Before that, Mr. Kelly was president and chief executive of Bimcor Inc., a Canadian investment management company with $12 billion of assets.
Fidelity is used to being atop markets-or being very close. Along with having the most assets from direct sales, it is the nation's top provider of 401(k) plans, the second-largest discount brokerage firm, and the third- biggest provider of 403(b) retirement plans for not-for-profit organizations.
When sales of insurance products such as variable annuities are included, Fidelity has assets of about $150 billion through the financial intermediary market. But its $49 billion of assets from pure mutual fund sales put it well behind the market leaders.
In all, Fidelity manages assets of nearly $700 billion.
But it has not traditionally thrown its full weight behind the intermediary business, where funds are typically sold with loads, or up- front sales charges.
"Fidelity's bread and butter had been the retail direct channel and the 401(k) business," said Robert J. Powell, a director at Dalbar, a Boston- based consulting firm. "There was no need to commit to this channel."
The forays that Fidelity did make into the business were often tentative and sometimes bumbling. It actually pulled out of the intermediary marketplace in the late 1970s, leaving brokers to worry that their clients would ditch them and begin buying direct. Since returning to the market earlier this decade, Fidelity has had to regain those brokers' trust, even as rival fund companies remind brokers of Fidelity's, well, infidelity.
Turnover atop Fidelity's intermediary business has also been a problem, observers say. Paul Hondros, who built up the unit in the early 1990s, was plucked to run the direct retail business in 1996 and later left the company.
"When you lose a heavyweight, even if the replacement is his or her equal, there is a perception in the marketplace that they've lost this giant," said Burton Greenwald, a mutual fund consultant in Philadelphia.
FIIS further hurt itself a couple of years ago, according to competitors, when it reduced the up-front commission paid to brokers.
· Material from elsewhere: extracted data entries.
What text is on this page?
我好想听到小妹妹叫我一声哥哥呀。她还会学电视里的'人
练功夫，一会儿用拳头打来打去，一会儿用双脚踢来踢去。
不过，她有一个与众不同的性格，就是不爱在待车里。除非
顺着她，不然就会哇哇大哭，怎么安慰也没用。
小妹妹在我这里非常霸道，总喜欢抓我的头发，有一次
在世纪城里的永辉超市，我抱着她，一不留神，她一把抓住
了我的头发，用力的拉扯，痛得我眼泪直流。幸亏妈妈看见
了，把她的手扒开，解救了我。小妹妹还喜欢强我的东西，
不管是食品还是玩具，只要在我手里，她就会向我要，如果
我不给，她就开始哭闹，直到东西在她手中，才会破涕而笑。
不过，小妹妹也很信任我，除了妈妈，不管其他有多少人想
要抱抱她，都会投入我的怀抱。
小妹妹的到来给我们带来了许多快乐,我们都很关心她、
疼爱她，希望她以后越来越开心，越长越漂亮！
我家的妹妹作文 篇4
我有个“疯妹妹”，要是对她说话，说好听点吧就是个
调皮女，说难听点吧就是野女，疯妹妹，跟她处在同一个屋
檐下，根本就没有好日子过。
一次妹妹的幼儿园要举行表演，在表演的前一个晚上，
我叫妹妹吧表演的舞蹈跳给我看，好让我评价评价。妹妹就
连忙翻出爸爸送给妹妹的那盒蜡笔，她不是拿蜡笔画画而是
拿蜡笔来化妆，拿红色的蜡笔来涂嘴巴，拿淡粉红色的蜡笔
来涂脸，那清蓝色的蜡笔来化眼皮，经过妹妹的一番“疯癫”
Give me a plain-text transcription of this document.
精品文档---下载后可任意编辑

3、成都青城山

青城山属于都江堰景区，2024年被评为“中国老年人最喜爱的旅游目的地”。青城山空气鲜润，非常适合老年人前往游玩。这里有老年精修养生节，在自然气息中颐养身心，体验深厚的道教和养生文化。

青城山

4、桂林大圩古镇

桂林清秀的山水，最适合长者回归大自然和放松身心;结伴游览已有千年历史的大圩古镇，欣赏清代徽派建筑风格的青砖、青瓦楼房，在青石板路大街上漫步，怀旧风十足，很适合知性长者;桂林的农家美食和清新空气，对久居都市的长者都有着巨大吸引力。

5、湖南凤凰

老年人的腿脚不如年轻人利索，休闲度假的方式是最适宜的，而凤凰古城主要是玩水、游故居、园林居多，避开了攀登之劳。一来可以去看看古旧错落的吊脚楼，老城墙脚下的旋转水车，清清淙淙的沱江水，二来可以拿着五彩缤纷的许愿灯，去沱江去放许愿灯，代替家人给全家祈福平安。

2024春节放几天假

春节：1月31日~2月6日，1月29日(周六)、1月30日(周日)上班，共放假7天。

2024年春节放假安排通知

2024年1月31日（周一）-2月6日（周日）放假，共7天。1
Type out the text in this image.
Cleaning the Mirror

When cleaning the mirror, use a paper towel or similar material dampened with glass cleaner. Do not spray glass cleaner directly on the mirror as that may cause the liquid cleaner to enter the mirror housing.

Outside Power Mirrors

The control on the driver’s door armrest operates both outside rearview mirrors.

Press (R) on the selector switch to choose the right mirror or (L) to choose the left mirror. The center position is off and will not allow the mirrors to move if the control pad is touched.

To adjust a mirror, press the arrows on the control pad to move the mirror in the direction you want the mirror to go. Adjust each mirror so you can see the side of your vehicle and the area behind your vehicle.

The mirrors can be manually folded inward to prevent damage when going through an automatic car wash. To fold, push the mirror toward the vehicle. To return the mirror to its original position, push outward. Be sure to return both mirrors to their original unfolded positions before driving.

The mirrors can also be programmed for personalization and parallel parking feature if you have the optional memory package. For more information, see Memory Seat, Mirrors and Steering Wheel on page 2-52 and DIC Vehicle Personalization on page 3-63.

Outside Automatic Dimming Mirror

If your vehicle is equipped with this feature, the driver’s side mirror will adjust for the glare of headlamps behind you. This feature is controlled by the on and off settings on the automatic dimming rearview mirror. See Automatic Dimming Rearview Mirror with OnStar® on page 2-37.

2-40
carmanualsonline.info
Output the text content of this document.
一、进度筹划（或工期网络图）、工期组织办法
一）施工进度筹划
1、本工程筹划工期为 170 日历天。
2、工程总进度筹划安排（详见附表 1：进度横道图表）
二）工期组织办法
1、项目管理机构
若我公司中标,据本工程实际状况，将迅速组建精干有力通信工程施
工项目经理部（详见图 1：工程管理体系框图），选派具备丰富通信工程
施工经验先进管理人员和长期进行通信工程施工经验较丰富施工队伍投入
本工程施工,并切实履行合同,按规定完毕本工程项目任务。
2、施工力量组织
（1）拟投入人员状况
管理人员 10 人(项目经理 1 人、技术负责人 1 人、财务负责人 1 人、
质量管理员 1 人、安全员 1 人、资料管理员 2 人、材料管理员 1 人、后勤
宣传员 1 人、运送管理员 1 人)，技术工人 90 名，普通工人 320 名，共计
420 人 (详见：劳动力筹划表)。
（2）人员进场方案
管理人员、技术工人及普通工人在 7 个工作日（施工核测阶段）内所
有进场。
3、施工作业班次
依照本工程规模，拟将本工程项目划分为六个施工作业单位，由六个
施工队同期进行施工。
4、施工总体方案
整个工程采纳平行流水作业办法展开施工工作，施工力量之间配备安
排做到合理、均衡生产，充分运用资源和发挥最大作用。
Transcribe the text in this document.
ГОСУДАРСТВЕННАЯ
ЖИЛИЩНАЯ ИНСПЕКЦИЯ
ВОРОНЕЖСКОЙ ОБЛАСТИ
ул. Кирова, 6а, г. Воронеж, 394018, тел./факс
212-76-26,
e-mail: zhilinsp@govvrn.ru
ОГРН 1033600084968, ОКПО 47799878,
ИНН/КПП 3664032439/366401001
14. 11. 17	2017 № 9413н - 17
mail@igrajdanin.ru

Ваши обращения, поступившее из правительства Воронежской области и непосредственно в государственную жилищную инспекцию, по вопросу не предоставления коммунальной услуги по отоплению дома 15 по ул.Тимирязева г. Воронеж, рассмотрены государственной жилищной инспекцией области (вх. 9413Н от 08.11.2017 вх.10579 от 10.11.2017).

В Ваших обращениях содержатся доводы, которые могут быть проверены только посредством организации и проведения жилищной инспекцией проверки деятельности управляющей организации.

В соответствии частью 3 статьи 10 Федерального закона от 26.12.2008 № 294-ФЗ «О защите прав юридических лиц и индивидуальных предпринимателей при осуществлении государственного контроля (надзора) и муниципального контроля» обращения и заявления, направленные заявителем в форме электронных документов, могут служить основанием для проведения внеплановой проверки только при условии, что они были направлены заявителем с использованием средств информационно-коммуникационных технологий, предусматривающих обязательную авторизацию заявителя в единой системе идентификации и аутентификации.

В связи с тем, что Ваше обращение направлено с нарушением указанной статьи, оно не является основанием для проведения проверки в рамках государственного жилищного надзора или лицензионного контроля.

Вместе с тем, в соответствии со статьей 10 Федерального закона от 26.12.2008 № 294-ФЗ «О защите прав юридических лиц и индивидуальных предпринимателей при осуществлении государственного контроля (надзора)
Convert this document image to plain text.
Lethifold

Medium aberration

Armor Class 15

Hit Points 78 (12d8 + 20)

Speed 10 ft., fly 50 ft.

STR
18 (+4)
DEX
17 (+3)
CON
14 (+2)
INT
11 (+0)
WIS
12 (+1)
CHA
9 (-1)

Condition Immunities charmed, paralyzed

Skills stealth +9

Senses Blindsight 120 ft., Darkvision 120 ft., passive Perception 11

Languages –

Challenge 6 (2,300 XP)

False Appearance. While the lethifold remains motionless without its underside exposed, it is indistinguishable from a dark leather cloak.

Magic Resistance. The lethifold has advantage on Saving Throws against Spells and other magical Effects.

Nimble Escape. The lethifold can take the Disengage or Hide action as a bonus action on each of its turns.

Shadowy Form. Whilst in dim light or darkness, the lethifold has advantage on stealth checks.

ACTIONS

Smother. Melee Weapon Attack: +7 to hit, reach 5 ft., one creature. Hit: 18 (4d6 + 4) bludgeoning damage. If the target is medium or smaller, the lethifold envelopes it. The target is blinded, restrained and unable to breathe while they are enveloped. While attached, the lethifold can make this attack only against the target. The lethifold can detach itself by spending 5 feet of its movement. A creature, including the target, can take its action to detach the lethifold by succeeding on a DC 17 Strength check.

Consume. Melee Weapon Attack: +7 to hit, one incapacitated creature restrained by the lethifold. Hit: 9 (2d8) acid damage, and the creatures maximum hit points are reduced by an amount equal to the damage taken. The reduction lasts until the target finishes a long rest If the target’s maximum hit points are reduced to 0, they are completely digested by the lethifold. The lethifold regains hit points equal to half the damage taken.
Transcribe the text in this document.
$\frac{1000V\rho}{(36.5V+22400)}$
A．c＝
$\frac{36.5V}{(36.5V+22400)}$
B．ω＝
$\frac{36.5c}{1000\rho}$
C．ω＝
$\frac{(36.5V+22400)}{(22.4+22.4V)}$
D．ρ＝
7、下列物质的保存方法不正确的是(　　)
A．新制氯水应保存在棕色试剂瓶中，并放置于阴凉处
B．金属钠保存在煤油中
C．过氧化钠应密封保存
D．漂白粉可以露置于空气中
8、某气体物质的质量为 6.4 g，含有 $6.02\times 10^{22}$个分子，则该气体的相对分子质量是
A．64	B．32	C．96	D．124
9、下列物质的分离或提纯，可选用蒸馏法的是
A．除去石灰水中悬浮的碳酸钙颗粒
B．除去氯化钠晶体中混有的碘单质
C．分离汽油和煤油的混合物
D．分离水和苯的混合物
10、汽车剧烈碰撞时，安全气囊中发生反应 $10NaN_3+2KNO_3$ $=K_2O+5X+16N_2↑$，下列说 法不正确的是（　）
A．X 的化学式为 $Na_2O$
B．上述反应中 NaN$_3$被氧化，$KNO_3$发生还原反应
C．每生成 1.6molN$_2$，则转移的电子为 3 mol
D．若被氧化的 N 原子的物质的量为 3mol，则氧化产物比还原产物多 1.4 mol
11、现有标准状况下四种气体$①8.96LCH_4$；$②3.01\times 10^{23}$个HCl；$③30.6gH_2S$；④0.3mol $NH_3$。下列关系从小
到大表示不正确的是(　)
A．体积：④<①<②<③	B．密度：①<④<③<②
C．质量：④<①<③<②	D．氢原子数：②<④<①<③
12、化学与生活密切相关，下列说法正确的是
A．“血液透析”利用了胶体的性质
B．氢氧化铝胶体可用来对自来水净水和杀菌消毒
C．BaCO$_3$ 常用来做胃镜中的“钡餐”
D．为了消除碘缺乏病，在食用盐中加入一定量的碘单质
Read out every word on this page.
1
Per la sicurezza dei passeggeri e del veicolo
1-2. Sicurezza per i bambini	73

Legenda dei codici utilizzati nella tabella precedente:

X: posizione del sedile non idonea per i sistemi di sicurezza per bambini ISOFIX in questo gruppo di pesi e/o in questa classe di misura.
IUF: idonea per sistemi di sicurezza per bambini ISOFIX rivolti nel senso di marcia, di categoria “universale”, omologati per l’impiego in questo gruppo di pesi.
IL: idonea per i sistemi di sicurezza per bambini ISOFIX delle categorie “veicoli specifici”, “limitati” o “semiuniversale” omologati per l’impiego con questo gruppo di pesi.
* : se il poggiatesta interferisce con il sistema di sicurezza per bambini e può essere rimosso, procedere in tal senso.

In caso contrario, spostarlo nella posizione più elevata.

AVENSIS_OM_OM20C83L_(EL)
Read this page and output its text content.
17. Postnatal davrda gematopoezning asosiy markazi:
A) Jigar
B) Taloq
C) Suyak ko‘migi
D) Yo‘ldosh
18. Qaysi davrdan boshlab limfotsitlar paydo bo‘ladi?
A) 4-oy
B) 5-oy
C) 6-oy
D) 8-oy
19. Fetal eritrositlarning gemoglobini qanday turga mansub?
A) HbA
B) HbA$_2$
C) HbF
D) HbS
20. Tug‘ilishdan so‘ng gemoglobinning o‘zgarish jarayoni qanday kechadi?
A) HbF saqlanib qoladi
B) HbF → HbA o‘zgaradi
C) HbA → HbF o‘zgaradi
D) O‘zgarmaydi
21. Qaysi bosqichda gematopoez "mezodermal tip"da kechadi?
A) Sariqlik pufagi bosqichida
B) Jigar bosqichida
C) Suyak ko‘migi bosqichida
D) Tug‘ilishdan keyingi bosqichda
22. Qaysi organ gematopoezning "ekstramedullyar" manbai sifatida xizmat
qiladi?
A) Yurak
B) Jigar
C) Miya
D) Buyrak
The company has since reversed course.
Many observers, including fund company rivals, say the field is open for Fidelity to make its move. But they also say the company faces a big hurdle-the fact that brokers see its direct sales business as a competitor eager to snatch their clients.
"Brokers don't like doing business with people who compete with them," said one fund company executive.
Mr. Kelly retorts that the direct and the intermediary businesses are distinct. Direct-sold funds attract savvy, do-it-yourself investors, and intermediary-sold funds attract the increasing number of investors who are looking for advice and hand-holding.
"I think the businesses are almost mutually exclusive," Mr. Kelly said.